The amount of average Canadian household debt has been in the news many times the past couple of months.
While interest rates seem to be steady for the time being, logic dictates that they will have to increase. This will eventually be reflected in higher mortgage payments. In addition, many real estate experts have talked about a housing bubble. Whether the Canadian housing industry sees a market correction is debatable; however, it does raise the possibility of seeing home values decrease.
One only has to look at the housing market fiasco in the United States to know that too much debt (in that case mortgage debt as opposed to credit card debt) can be a bad thing.
The big question is: how much debt is too much?
Well, if you are one or two pay cheques away from not being able to cover your financial obligations then you have too much debt!

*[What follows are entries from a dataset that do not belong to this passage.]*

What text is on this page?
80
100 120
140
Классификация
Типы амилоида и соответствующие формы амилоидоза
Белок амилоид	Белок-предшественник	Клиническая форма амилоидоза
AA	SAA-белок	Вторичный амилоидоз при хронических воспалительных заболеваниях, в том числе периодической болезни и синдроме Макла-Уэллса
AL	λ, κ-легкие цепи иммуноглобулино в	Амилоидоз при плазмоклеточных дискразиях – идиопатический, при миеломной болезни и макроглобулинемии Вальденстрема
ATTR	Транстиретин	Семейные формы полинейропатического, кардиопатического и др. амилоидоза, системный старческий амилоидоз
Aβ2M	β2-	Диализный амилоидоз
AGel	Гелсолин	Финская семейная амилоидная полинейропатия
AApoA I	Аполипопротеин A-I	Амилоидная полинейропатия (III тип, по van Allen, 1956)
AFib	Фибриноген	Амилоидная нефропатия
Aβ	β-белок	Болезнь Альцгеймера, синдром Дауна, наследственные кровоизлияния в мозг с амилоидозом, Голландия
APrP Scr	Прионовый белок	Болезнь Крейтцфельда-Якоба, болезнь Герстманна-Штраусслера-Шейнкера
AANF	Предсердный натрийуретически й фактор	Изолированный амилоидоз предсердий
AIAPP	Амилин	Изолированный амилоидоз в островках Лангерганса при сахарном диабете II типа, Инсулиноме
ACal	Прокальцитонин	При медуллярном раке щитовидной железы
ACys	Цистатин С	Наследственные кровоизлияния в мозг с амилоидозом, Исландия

Consider how much money it would take to cover your bills (including your mortgage) for at least several months. Sudden illness does happen, and so does the loss of employment.
One issue that many people do not consider is that household debt is also passed on to the estate when a person passes away.
Household Debt and Term Life Insurance
How a person’s debt is passed on to the estate depends on whether or not that person had a will, and if so what the will stipulates. Suffice it to say that debt which is passed on to the estate must be dealt with by the inheritors of the estate, usually the spouse and/or children of the deceased.
Have you considered using a life insurance policy to cover outstanding household debt? While this may not be immediately appealing (since one must pass away for the issue to be taken care of), it does mean that the surviving spouse (and/or children) will not be have that debt passed onto them (which in some cases can be significant).
A term life insurance plan suits this situation best, since it is the cheapest type of life insurance available. While permanent life insurance is used as a wealth management tool, it is more expensive than term life. In this particular situation it is debt, and not wealth, that we are alleviating.